The “OPEC +” group will meet tomorrow, Wednesday, via the Internet, to discuss oil production policy, and it is likely to adhere to its current policy of gradual increases in oil production.
This meeting comes as oil prices continue to rise, amid the ongoing war that Russia is waging against Ukraine, with the countries of the world continuing to announce new sanctions against Moscow.
Reuters quoted two sources as saying that the Russian invasion of Ukraine has not yet affected the progress of the supply agreement between OPEC and its allies.
In this context, the Saudi Cabinet, in its weekly meeting today, affirmed the Kingdom’s keenness on the stability of oil markets and its commitment to the “OPEC +” agreement, which includes members of “OPEC”, Russia, and other allies.
Russian news agencies reported that Russian President Vladimir Putin discussed with Abu Dhabi Crown Prince Sheikh Mohammed bin Zayed Al Nahyan, in a phone call, the “OPEC +” oil agreement, and they pledged to continue coordination with regard to global energy markets.
Oil prices
The price of a barrel of Brent crude rose more than 5 percent on Tuesday, amid growing investor fears of supply disruptions with the tightening of Western sanctions on Russia.
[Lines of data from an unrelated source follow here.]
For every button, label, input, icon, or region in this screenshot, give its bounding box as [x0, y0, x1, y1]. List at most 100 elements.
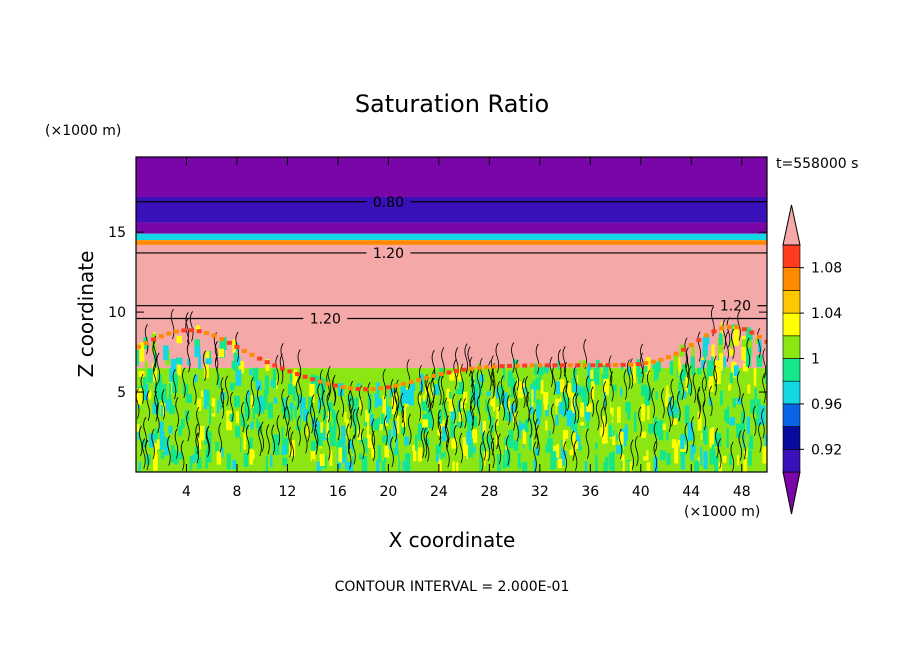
texture-cell — [236, 355, 241, 366]
texture-cell — [633, 412, 637, 432]
texture-cell — [678, 363, 681, 377]
turbulent-contour — [467, 346, 472, 377]
turbulent-contour — [533, 409, 537, 440]
turbulent-contour — [479, 441, 484, 472]
turbulent-contour — [731, 328, 735, 360]
turbulent-contour — [497, 381, 501, 412]
turbulent-contour — [437, 415, 442, 447]
texture-cell — [363, 419, 368, 426]
turbulent-contour — [195, 432, 200, 464]
texture-cell — [174, 430, 181, 439]
texture-cell — [678, 381, 682, 401]
texture-cell — [593, 368, 597, 385]
texture-cell — [492, 396, 496, 412]
turbulent-contour — [513, 383, 517, 414]
texture-cell — [387, 406, 392, 420]
colorbar-swatch — [782, 380, 801, 405]
texture-cell — [341, 425, 346, 445]
texture-cell — [581, 388, 588, 407]
turbulent-contour — [425, 431, 430, 462]
texture-cell — [357, 429, 363, 441]
texture-cell — [642, 441, 647, 457]
boundary-edge — [385, 385, 391, 390]
texture-cell — [383, 445, 390, 458]
texture-cell — [208, 431, 212, 446]
texture-cell — [636, 359, 641, 377]
turbulent-contour — [634, 435, 639, 467]
texture-cell — [357, 398, 363, 410]
turbulent-contour — [552, 364, 556, 395]
texture-cell — [249, 437, 253, 454]
texture-cell — [209, 405, 212, 425]
texture-cell — [178, 357, 183, 365]
texture-cell — [453, 416, 456, 425]
turbulent-contour — [317, 382, 321, 414]
texture-cell — [311, 458, 315, 467]
texture-cell — [218, 348, 225, 358]
texture-cell — [687, 382, 692, 395]
colorbar-label: 1.08 — [811, 261, 842, 277]
texture-cell — [608, 453, 613, 471]
texture-cell — [714, 456, 719, 472]
turbulent-contour — [571, 430, 575, 461]
texture-cell — [587, 363, 592, 381]
texture-cell — [575, 392, 581, 400]
texture-cell — [703, 451, 708, 470]
texture-cell — [699, 388, 704, 407]
texture-cell — [606, 413, 612, 426]
texture-cell — [479, 450, 482, 471]
texture-cell — [439, 440, 442, 449]
texture-cell — [729, 454, 732, 466]
texture-cell — [232, 459, 237, 470]
texture-cell — [756, 354, 763, 368]
texture-cell — [535, 447, 540, 456]
turbulent-contour — [350, 380, 354, 412]
texture-cell — [390, 450, 394, 464]
texture-cell — [729, 349, 734, 356]
texture-cell — [160, 404, 163, 417]
texture-cell — [403, 389, 410, 404]
turbulent-contour — [669, 396, 674, 427]
texture-cell — [454, 382, 459, 389]
turbulent-contour — [297, 349, 302, 380]
texture-cell — [756, 399, 761, 417]
texture-cell — [576, 375, 579, 383]
texture-cell — [450, 420, 455, 438]
turbulent-contour — [549, 356, 554, 388]
turbulent-contour — [737, 310, 741, 341]
texture-cell — [306, 425, 309, 436]
texture-cell — [499, 385, 504, 405]
colorbar-swatch — [782, 312, 801, 337]
texture-cell — [336, 423, 341, 442]
texture-cell — [375, 382, 380, 392]
texture-cell — [360, 418, 364, 438]
texture-cell — [425, 394, 432, 408]
texture-cell — [377, 398, 384, 406]
turbulent-contour — [514, 380, 518, 412]
boundary-edge — [605, 363, 611, 368]
texture-cell — [197, 398, 202, 411]
texture-cell — [664, 411, 669, 419]
texture-cell — [168, 462, 175, 469]
texture-cell — [249, 368, 252, 376]
texture-cell — [411, 444, 417, 462]
texture-cell — [577, 395, 581, 408]
texture-cell — [608, 383, 615, 391]
boundary-edge — [469, 366, 475, 371]
texture-cell — [438, 410, 443, 424]
turbulent-contour — [346, 423, 350, 454]
texture-cell — [310, 440, 316, 451]
texture-cell — [504, 411, 511, 421]
texture-cell — [620, 387, 623, 397]
texture-cell — [136, 388, 142, 405]
texture-cell — [694, 460, 699, 472]
turbulent-contour — [156, 352, 161, 384]
texture-cell — [317, 426, 323, 447]
texture-cell — [320, 422, 323, 433]
texture-cell — [720, 435, 725, 444]
texture-cell — [546, 364, 549, 375]
texture-cell — [503, 392, 508, 412]
colorbar-swatch — [782, 290, 801, 314]
turbulent-contour — [453, 425, 458, 456]
boundary-edge — [408, 380, 414, 385]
The price of a barrel of European benchmark Brent North Sea crude for delivery in May increased by 5.01 percent to reach $102.88. The price of a barrel of West Texas Intermediate crude for April delivery reached $99.58, an increase of 3.83 percent.
In addition, “Reuters”, quoting sources, reported that the company that owns the Russian gas pipeline “Nord Stream 2” from Moscow to Germany, which is based in Switzerland, is considering filing for bankruptcy, and is trying to settle the claims before the deadline for US sanctions that will be imposed on them starting tomorrow.